Dear advertiser: Please think before running the ad. Dumbass.

Sorry, not to be a bump in the road of a good thread, but this statistic is probably related to some defenitive metric of care for heart attacks, and this varies, but most importantly it probably refers to the time that it takes them to place a stint through a catheter in your femoral artery into the blocked blood vessel in the case of a blood clot, etc. Nationally, the “standard” is, I think, something like an hour, but most hospitals average about 1 hr 20 min. So, if they do it 33% faster, maybe their average is like 55 min. An extensive amount of data supports the idea that faster is better. In a cardiac event, you have the heart’s muscle tissue being deprived of oxygen and dying. The infarcted muscle tissue is radiating out from this area of blocked blood vessel and more of the tissue will be claimed as time progresses, so it’s in your interest to get this procedure as fast as possible and that’s what they are advertising.

Now, given that ambulances do decide what hospital you go to, I don’t know why hospoitals do all of these ads.

There used to be (probably still is) a billboard for the local phone book along the 210 out near Pomona. Every time I saw this billboard, I had to wonder what, exactly, they were hoping to achieve with it given that:

  1. There was no competing phone book in the area. This was the phone book.
    and
  2. They gave them away for free. Around whatever time of year it is that they replace the phone books, there was always a big stack of them in the post office, the local bookstores, etc. as well as individual copies delivered to everyone with phone service.

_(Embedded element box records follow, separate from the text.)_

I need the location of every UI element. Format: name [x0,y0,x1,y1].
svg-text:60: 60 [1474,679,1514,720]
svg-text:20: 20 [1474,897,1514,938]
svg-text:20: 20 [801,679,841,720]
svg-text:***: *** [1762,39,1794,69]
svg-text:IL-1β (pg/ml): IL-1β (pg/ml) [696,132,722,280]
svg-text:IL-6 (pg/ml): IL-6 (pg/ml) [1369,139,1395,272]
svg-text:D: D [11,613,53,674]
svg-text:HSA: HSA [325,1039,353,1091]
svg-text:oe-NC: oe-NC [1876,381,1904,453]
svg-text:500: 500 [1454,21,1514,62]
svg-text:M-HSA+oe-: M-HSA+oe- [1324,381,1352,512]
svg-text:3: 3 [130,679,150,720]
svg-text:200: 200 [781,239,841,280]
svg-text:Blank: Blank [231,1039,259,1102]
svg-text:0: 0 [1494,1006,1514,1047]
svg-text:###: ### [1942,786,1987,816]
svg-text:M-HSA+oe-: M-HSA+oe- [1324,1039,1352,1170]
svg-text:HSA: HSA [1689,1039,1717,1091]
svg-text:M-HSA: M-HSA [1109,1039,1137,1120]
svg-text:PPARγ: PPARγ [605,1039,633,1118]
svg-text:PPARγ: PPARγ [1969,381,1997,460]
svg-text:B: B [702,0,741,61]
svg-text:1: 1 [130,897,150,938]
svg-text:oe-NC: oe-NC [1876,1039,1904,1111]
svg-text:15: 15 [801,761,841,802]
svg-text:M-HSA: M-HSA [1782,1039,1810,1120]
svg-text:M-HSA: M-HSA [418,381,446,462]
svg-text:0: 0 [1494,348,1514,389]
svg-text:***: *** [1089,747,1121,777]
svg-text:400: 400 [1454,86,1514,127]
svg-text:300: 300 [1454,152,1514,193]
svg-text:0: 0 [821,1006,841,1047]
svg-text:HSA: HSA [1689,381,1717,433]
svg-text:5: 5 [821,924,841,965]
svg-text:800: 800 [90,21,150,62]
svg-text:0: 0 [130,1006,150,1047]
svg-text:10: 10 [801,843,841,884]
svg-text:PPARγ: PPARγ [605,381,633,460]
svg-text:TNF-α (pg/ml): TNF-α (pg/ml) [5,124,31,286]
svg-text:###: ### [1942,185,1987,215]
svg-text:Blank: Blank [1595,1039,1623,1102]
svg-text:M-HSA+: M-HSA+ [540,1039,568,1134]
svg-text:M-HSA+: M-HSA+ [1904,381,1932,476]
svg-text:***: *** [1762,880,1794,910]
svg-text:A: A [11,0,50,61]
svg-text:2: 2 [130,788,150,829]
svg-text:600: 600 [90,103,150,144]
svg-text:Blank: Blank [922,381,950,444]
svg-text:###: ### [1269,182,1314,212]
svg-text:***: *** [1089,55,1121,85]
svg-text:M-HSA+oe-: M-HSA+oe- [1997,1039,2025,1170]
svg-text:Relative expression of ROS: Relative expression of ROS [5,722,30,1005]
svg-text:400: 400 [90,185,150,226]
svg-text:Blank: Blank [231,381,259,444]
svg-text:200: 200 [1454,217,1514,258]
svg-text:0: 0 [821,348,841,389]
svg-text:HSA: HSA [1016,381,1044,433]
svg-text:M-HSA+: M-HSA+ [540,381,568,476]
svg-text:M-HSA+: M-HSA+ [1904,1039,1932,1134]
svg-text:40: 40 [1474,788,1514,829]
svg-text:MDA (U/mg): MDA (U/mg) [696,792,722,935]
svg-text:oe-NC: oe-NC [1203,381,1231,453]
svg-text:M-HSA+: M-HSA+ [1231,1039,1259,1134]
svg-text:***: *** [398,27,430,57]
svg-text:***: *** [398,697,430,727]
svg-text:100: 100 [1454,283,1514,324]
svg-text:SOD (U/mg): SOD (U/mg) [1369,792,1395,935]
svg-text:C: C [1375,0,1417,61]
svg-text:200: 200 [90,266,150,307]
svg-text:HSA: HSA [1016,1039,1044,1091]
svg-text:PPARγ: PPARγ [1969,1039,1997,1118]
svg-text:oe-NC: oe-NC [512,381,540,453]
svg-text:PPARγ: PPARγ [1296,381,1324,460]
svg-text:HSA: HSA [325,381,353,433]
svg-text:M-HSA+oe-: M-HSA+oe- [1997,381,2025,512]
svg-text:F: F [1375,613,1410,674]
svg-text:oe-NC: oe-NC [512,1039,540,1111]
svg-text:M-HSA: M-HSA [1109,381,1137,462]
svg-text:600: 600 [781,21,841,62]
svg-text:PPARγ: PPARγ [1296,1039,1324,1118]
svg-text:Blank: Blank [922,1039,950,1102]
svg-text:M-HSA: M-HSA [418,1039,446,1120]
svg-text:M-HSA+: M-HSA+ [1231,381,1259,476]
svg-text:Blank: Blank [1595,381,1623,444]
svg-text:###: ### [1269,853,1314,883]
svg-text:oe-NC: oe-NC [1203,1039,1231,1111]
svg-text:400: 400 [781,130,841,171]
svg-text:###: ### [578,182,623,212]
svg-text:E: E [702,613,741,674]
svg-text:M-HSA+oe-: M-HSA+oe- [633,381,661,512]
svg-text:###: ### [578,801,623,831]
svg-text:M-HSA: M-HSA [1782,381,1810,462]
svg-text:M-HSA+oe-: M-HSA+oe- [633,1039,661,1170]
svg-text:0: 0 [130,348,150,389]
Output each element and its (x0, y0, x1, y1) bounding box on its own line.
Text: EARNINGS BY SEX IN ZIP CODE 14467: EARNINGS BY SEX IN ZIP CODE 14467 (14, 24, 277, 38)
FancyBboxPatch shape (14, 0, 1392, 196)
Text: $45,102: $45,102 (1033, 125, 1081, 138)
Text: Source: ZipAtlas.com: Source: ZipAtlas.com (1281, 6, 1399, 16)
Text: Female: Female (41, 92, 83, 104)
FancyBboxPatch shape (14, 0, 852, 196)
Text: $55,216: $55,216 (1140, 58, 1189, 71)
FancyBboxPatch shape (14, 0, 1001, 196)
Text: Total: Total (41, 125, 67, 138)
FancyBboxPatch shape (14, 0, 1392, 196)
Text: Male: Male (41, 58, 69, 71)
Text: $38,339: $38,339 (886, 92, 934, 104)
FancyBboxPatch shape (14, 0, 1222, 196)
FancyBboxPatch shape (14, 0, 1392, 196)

“If you need to call a place, why not try looking the number up, eh?” seemed to be the message of these ads.

I’d say they’re trying to get business owners to buy space in the phone book.

For me, ETF and “Exchange-Traded Funds” evoke the same level of awareness – that is, none at all. Maybe that’s what the advertisers were reckoning. They’re only pitching to the small minority that knows enough about this to care. No different from other advertising, really. When I turn on the TV and see an ad for a Ford F-150, how many people are really in the market? Five percent of the viewership?

And that is why it is bad advertising. The whole thing. Starting with you aren’t the decision maker, the EMT usually is. And I’d imagine the clocks starts ticking with the heart attack, not when you show up in the hospital - so a farther hospital will be worse. And anything it takes an entire paragraph to explain, using words like ‘stint through a catheter’ is not really meant for a billboard. And once again - faster than what - not covered on billboard. Faster than the 1hr 20 minute average? Faster than the hour standard? Faster than my husband with a copy of Grey’s Anatomy and a kitchen knife? Faster requires the object of comparison or it is useless. I’m 33% stronger (than my six year old daughter). Stats in general are bad advertising (what’s your sample size? What was the population, confidence interval, sample methodology?)

I’d bet they’re 33% faster than the passerby in the airport who sees you collapse, grabs the defibrillator off the wall and then spends 5 minutes trying to figure out how to activate it before he zaps you.

Of course, even this is probably counterproductive given that you just fainted and are not having a heart attack at all.
For Most Offensive Ad Inflicted One Me In The Last Five Minutes, I would like to nominate Callwave, a useless service that purports to act as an answering machine for all those vital phone calls you miss while surfing the web, presuming you are one of the 138 Americans who does not have a cellphone permanently implanted on your hip.
They are a “sponsor” (a.k.a. leech) on my e-mail service, and their ads block part of my e-mails, recur repeatedly despite clicking to close them, and even prevent me from readily moving on to other sites. Any advertiser that pulls this crap is probably a good bet to hijack your computer with spyware or other tricks.

Good point, but at least using the words instead of the acronym gives the listener a fighting chance. If I had heard “exchange-traded funds” I would have had a fighting chance of knowing what it was.

To build on your example, suppose you heard an ad that was all about “the new one-fifty, redesigned for higher performance” – you’d be left guessing. Is is a truck? A car? A motorcycle? A vibrator? What? Adding the additional information “Ford F-one-fifty” gives you the context you need. Someone who wasn’t familiar with that designation would still be lost, but you’d hit a higher percentage of your audience. For any product or service, the number of potential customers you have is usually small. Decreasing the effective size of the audience by making your message hard to understand is not a winning strategy.